Notes from the morning after the rover landed on Mars

When the love in my cat's mind feels even more mind-blowing than a NASA rocket

Humans have just sent a rocket 126 million miles to Mars. 

And I have to say I laughed when I saw it’s first tweet upon landing. And I appreciated the way it snapped my mind out into a much bigger place, the vast space of things.

But the thing that truly impressed me this morning, as I sat in a wooden house in the forest and beside the winding streams of this jewel of a planet, is the way that this elderly cat, who has seizures and advanced kidney disease and lungs that don’t work very well anymore, nonetheless dutifully wakes us up every morning.

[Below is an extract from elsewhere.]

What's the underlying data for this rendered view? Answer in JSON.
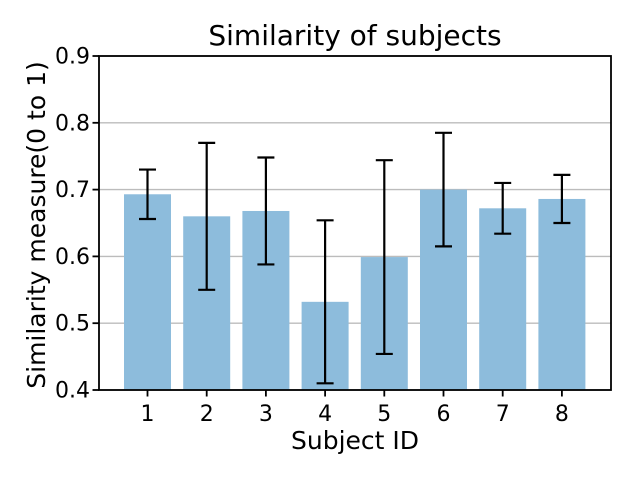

With nothing but an incredible sense of timing and kindness in her heart, she runs back and forth over our pillows at 5am and then sits on my bedside table, sending purrs into my ears — to make sure we get up on time. She comes and sits with me as I drink my morning tea, and we sit and put our heads close together and I help clean her fur. And the love that is the texture of her mind is as vast and full of potential as any human mind.

It fills the house.

It curls around corners.

And within that love is the most amazing, potent power for peace — sitting like an exquisite reservoir just below the surface, just waiting for us to discover and harness it. If only we weren’t always so endlessly distracted by the objects outside of ourselves.

​And I reflect on the teaching that the nature of every living being’s mind is Buddha nature or Buddha seed, meaning it is pure limitless potential. As formless and therefore as vast as reality itself. If only we could crack open that potential and release its power, travel the 126 million miles inside our own hearts to the very core of reality. And find the same limitless peace and freedom that a man sitting under a tree in India found 2500 years ago.